The Torah and the New Testament are full of admonitions to love one another, care for one another, weep and/or laugh with one another, carry one another’s burdens, share possessions and sometimes even lay down our lives for friends.
I can see why even when they were in exile it was important to keep the practice of Sabbath and the Shabbat meal alive whether there was a synagogue or a place in which to worship. Staying connected to God and others was key to their survival and when it was ritualized in a meal it was easier to do.
I was thinking about this during the past few days as I sat in a hospital with my husband. It wasn’t a hospital we were familiar with nor did we know any of the doctors. We are nine hundred miles away from our usual caregivers and, except for my daughter and a few new friends, we were away from the majority of our friends and family.
And although this is a stretch of the usual Shabbat understanding, I did not feel alone because I was connected to God and to family and friends through social media. Messages of support, prayer and encouragement connected me to others instantly. It certainly would have been better to be face to face but it was better than feeling totally alone in a strange place.
Now, please don’t read this wrong. I am not advocating texting or Facebook as the new Shabbat tradition – not by a long shot. What I am advocating is the development and strengthening of family and friendship ties so that sharing concerns and burdens can be done in any time and any place through any means.

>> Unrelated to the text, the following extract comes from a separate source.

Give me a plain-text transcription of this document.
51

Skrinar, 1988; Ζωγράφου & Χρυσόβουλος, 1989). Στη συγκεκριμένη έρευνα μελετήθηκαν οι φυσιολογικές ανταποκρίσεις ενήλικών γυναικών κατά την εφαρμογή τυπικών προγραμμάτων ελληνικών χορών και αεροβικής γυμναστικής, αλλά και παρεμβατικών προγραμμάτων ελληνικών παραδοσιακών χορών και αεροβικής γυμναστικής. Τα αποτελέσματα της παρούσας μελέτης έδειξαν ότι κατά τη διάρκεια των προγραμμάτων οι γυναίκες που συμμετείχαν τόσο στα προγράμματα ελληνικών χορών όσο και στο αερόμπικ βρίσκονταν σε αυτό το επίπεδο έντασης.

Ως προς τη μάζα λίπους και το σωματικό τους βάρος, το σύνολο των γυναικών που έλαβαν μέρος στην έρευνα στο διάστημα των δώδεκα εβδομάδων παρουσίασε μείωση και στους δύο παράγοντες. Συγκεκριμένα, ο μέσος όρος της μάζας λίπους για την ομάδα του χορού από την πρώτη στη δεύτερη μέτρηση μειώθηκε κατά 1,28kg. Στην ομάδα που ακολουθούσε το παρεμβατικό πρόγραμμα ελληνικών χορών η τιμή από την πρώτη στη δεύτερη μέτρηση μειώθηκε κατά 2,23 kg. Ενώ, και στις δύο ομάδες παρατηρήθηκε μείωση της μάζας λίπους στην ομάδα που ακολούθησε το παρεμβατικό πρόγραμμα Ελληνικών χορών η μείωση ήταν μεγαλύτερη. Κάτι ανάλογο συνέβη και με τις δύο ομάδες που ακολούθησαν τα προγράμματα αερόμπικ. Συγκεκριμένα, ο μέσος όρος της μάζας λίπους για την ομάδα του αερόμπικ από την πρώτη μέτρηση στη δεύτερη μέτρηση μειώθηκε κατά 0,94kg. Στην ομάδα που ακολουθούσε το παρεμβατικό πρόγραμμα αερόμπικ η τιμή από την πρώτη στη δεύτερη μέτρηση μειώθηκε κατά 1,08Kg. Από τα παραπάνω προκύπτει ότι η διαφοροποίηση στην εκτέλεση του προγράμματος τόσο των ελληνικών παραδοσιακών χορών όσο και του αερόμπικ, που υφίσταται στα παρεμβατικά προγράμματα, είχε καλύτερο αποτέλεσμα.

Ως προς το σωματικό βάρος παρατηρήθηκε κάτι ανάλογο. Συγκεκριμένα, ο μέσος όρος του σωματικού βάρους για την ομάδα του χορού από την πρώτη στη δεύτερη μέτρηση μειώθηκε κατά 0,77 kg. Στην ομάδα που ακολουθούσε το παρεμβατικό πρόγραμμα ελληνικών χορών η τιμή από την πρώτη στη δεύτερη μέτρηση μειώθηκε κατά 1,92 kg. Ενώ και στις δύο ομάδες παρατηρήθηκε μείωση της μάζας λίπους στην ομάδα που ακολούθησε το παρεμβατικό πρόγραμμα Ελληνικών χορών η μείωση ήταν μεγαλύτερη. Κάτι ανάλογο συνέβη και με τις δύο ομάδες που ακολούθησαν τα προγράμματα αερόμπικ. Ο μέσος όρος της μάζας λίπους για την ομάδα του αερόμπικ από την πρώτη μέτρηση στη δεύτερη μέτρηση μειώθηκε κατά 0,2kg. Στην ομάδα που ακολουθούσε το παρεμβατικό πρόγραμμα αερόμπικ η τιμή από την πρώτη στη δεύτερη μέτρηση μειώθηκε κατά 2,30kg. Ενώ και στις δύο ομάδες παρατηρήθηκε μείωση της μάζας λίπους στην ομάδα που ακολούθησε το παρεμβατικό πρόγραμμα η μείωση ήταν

Sabbath is about strengthening relationship ties. It is about stopping the hustle and bustle of life. It’s about remembering and turning to the things that give life meaning and make sense out of the ups and downs we all face. Unless we slow down, take a rest and connect or reconnect with the people and powers that give meaning to our lives, then we are just on one big treadmill that will grind us up and not miss us when we finally fall off from exhaustion.
I hope you will spend some Sabbath time this week with those whom you share a life-giving bond.
“Friends love through all kinds of weather, and families stick together in all kinds of trouble.”